Telephone numbers in Chile
- Country: Chile
- Continent: South America
- Regulator: SUBTEL
- Numbering plan type: Closed
- NSN length: 9
- Country code: 56
- International access: 1xx0
- Long-distance: none

= Telephone numbers in Chile =

The following telephone numbers in Chile are geographic area codes for all national and international calls terminating in Chile.

==Geographic area codes==
No geographic area codes exist in Chile; all calls within Chile are considered local calls. All numbers contain 9 digits, and there is no difference between landline, mobile, and VoIP

==Transition to area code deprecation==
In 2012 and 2013, land lines were renumbered, with an additional digit (2) prepended. The change was rolled out gradually by area code; first in Santiago (Region Metropolitana) and Arica in late 2012, then throughout all remaining regions between March and July 2013.

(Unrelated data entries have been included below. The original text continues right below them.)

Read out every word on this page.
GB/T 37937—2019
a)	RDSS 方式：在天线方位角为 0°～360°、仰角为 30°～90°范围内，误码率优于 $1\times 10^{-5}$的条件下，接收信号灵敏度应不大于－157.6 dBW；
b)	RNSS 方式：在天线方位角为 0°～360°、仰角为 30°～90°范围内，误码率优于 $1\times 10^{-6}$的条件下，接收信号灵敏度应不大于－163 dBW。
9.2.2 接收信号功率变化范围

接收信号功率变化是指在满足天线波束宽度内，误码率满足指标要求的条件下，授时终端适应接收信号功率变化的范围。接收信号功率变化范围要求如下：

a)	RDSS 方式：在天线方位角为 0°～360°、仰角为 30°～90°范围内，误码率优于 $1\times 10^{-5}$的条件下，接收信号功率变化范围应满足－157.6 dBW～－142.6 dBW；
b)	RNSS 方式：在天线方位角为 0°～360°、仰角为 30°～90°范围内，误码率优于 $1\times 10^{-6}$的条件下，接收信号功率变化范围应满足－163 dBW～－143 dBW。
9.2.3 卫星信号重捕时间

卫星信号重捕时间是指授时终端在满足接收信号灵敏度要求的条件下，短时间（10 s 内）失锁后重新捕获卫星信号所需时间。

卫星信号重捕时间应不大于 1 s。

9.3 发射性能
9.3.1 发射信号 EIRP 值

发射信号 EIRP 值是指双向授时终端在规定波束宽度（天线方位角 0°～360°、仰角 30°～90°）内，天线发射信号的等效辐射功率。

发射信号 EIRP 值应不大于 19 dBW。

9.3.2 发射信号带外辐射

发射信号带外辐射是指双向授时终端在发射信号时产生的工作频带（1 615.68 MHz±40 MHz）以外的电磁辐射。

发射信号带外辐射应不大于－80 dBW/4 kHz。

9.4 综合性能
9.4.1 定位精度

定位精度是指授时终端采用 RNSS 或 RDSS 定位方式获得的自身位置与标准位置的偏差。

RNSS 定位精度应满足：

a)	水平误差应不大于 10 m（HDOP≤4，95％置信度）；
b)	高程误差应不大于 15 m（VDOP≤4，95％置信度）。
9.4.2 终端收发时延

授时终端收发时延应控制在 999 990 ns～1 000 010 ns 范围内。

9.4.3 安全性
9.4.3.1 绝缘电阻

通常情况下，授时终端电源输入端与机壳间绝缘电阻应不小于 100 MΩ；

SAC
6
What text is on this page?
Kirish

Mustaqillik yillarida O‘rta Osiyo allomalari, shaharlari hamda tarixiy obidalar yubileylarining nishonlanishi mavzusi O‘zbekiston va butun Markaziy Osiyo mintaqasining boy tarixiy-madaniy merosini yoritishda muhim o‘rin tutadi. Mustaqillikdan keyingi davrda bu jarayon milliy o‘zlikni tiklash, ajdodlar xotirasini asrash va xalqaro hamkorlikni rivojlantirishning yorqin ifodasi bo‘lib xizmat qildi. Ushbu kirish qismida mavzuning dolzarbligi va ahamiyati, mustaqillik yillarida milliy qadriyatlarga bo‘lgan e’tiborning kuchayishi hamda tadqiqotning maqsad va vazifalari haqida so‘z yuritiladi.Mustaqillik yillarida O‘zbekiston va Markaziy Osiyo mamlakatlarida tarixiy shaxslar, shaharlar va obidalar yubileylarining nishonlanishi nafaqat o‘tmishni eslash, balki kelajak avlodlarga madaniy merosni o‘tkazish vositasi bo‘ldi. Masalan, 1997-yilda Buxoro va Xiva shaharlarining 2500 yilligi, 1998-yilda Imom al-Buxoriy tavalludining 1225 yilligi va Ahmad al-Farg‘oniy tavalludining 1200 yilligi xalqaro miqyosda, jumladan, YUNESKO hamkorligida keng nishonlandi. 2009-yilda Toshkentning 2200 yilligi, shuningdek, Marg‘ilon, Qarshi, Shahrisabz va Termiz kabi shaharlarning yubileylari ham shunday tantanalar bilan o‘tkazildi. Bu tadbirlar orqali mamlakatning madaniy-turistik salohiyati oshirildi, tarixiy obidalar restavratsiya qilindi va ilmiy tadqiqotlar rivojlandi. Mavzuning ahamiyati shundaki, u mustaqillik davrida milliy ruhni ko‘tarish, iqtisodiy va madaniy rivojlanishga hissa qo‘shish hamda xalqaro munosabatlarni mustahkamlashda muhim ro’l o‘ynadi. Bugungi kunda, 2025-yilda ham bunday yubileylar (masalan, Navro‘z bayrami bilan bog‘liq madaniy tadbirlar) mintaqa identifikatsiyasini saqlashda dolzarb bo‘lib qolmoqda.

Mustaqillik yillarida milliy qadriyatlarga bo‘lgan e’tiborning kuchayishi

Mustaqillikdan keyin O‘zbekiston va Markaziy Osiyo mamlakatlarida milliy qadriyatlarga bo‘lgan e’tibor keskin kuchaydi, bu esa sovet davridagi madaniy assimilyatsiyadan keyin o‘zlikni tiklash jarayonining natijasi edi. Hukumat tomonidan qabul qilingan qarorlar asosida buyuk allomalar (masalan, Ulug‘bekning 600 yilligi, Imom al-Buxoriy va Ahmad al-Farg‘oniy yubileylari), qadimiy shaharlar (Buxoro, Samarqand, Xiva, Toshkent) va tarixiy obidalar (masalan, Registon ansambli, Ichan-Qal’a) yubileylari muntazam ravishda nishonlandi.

During that transitional period, when calling a landline, the area code and an extra 2 were added at the beginning of the number, or between the area code and the number. E.g. a formerly seven-digit Santiago number (02) XXX XXXX became 22X XXX XXX, and a formerly six-digit Punta Arenas number (061) YYY YYY became 612 YYY YYY.

The process was completed in September 2016.

==Number portability==
Number portability is available across the entire telephone network in Chile, so users can freely move from one service provider to another without changing their telephone number, regardless of connection technology, whether landline, mobile, or VoIP. Therefore, a number beginning with "8" or "9" no longer denotes that it is a mobile telephone number.

==Special services==
There is a group of special numbers for public services, and they are in the format 1XY. The most important ones are:

- 130 Forest fires (Incendios forestales)
- 131 Ambulance (SAMU)
- 132 Firefighters (Bomberos)
- 133 Police Emergency (Emergencias Policiales)
- 134 Investigaciones
- 135 Drug usage prevention hot line (Fono drogas)
- 136 Mountain Rescue (Cuerpo de Socorro Andino)
- 137 Sea Rescue (Rescate Marítimo de la Armada)
- 139 Police Information (Informaciones Policiales)
- 147 Child abuse prevention (Fono niños)
- 149 Family Violence (Fono familia)

==Long-distance carriers==
In Chile, it is necessary to choose the carrier for international long-distance calls every time, and therefore, to obtain the best rate for any destination. Long-distance carriers have a prefix that must be dialed when calling long distance:
XXX + 0 + country code + area + phone

The carrier codes are:
- 110 Claro Chile
- 111 VTR Chile
- 112 Convergia Chile
- 113 Transam
- 114 E-Newcarrier.com Chile
- 115 Empresa de Telecomunicaciones Netonone
- 116 Heilsberg
- 119 Concert Chile
- 120 Globus
- 121 Telefónica del Sur
- 122 Gtd Manquehue
- 123 Entel Larga Distancia
- 124 GSP Chile
- 125 Equant Chile
- 127 Sur Telecomunicaciones
- 151 Astro
- 153 STEL-CHILE S.A
- 154 MiCarrier Telecomunicaciones
- 155 Claro Chile
- 158 Fibersat

- 169 Carrier 169
- 170 Impsat Chile
- 170 Global Crossing
- 171 Claro Chile
- 176 NetChile
- 177 Empresa de Transporte de Señales
- 180 Hogar de Cristo
- 181 Movistar
- 188 Telefónica CTC

==Mobile telephone numbers==
Mobile telephone numbers do not have a specific starting digit.